Meine wenigen Freunde sind alle älter als ich; früh brachten sie mir Fragen der Kunst und Philosophie näher. Ich lernte, Gemälde, Bücher und philosophische Fragen zu verstehen, soweit es mein Alter zuließ. Oft wurde ich durch Deutsch- und Geschichtsunterricht entscheidend beeinflußt. Daher nahm ich an Deutsch und Geschichte starken inneren Anteil. Außerdem hatte ich Freude an naturwissenschaftlichem Unterricht und an Latein.

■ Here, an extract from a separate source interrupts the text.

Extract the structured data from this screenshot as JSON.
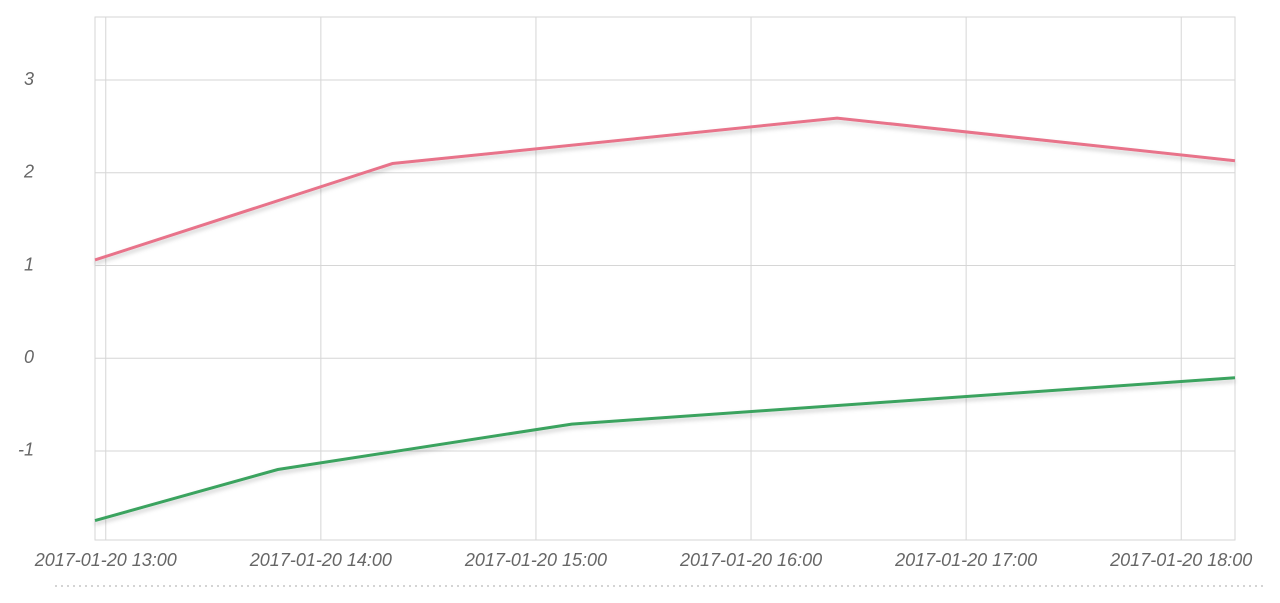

Latein zwang mich zu folgerichtigem Denken, was mir bei meiner starken Vorstellungskraft viel nützen konnte.

Am 1. Juni 1933 trat ich in das Deutsche Jungvolk ein. Ich nahm an acht Lagern teil. Zuletzt war ich Fähnleinführer des Fähnleins B/314 und stand im Dienstrang eines Oberjungzugführers. Die Arbeit, die mir meine Führertätigkeit auferlegte, nahm einen sehr großen Teil meiner Freizeit in Anspruch, machte mir aber auch sehr viel Freude. Ich lernte straffe Zucht schätzen. Zur Zeit bin ich wegen Vorbereitungen zur Reifeprüfung beurlaubt.

Sportlich betätigte ich mich vielseitig. Ich war zeitweise Mitglied eines Box-, eines Leichtathletik- und eines Schießvereins. Ich erwarb das Reichsjugendsportabzeichen, das Hitlerjugendsportabzeichen und den Stundenschwimmerschein, außerdem im Schießen die Vereinsmeisterschaft.

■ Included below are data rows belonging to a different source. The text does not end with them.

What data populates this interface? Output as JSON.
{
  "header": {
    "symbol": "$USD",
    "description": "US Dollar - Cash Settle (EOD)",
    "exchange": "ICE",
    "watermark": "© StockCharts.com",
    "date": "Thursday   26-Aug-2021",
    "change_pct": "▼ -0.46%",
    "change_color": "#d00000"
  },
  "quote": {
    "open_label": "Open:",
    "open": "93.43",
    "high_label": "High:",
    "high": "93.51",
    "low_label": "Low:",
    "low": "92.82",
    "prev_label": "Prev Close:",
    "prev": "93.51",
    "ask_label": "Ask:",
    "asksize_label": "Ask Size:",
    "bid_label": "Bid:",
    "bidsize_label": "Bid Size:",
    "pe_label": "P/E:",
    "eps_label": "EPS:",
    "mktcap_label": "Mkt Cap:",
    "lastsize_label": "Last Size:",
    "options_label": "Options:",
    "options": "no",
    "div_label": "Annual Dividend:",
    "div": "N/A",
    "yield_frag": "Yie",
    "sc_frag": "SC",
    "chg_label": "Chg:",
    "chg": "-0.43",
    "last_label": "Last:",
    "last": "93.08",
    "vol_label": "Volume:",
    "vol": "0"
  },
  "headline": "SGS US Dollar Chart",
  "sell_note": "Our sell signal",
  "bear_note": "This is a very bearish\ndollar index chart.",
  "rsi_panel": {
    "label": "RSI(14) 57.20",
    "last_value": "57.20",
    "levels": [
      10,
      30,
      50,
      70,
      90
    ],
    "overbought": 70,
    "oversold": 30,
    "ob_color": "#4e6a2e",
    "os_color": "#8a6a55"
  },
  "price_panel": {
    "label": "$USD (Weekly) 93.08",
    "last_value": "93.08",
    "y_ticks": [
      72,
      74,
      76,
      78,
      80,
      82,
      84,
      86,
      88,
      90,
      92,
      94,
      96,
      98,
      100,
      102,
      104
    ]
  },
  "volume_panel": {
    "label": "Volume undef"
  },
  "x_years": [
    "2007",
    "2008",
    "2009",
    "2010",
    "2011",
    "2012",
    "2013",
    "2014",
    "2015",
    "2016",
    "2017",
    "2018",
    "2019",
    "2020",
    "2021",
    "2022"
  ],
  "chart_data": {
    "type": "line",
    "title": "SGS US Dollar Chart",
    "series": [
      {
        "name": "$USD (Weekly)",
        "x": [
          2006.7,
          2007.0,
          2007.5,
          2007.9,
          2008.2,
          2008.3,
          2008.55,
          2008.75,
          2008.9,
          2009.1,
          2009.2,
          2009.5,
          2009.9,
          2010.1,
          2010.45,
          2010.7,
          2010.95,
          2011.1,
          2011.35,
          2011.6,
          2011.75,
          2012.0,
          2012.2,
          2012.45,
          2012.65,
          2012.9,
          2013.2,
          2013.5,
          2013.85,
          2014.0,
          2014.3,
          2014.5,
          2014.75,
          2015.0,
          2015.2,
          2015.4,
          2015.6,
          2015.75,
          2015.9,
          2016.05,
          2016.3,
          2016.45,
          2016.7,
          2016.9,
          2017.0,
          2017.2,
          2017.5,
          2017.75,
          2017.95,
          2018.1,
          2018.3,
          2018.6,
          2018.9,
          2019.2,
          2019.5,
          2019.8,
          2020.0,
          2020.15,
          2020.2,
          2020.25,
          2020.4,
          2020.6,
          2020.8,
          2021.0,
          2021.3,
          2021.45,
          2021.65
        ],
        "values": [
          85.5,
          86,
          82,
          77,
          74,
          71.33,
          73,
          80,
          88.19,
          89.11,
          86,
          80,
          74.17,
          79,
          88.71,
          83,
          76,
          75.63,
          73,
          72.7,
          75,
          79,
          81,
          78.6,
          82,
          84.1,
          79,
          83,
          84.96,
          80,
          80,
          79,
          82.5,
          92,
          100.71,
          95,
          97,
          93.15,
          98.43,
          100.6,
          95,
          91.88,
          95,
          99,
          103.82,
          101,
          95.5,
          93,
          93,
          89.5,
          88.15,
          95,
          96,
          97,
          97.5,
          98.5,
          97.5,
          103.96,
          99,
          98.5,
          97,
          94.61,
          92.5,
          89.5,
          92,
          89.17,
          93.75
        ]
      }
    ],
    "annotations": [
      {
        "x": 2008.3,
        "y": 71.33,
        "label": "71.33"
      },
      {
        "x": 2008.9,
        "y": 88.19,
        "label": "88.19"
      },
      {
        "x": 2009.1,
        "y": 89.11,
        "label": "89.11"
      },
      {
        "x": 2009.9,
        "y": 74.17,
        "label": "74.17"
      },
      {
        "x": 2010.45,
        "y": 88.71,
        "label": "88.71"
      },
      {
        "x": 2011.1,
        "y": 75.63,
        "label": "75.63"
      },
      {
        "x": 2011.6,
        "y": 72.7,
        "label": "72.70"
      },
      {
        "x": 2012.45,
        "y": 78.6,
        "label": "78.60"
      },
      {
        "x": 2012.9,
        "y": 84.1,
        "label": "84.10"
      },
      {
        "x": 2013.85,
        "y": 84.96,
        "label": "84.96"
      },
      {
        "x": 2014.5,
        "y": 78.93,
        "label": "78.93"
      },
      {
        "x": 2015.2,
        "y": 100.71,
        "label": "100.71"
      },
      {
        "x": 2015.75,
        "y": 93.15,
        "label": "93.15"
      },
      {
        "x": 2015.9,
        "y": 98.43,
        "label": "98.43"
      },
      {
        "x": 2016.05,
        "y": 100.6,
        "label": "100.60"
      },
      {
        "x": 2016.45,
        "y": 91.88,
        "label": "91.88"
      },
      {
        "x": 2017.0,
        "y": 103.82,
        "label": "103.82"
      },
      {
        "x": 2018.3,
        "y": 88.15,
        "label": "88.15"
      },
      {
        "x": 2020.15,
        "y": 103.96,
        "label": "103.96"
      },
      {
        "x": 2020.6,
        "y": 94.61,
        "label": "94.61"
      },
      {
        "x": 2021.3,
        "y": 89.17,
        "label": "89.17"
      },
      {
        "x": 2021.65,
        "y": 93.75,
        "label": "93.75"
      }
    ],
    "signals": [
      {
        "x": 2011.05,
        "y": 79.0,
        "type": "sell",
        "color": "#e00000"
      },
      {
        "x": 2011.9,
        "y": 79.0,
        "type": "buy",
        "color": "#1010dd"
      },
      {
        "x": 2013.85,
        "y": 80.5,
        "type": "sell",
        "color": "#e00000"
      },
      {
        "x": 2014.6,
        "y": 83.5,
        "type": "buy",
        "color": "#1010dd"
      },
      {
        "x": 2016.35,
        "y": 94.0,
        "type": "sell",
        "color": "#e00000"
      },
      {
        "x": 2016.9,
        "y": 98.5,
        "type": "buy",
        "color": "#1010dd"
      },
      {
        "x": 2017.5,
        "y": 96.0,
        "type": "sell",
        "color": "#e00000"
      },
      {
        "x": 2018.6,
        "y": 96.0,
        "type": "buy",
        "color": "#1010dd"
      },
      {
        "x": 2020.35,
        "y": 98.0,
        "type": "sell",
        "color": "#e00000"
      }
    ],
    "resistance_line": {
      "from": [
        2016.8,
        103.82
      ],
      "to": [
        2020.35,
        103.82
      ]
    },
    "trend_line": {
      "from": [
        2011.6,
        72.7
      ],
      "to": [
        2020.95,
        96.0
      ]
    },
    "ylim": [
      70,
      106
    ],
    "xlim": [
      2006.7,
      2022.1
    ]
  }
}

Während der großen Ferien unternahm ich größere Auslandsfahrten, die meinen Gesichtskreis wesentlich erweiterten. Eine Fahrt führte mich durch ganz Schweden zur schwedisch-finnischen Grenze und nach dem schwedischen Lappland bis zu dem Erzgebiet von Kiruna. Auf einer anderen Fahrt lernte ich Norwegen, besonders sein Hochgebirge, genau kennen. Fünfmal war ich in Dänemark. Auf dieselbe Art und Weise erschloß ich mir die Schönheiten Deutschlands.

Als Leistungsfach bei der mündlichen Reifeprüfung wähle ich Deutsch, als zweite Fremdsprache Französisch. Ich bitte, auf dem Reifezeugnis meine evangelische Religionszugehörigkeit zu vermerken. Nach Arbeitsdienst und Heeresdienst werde ich Medizin studieren.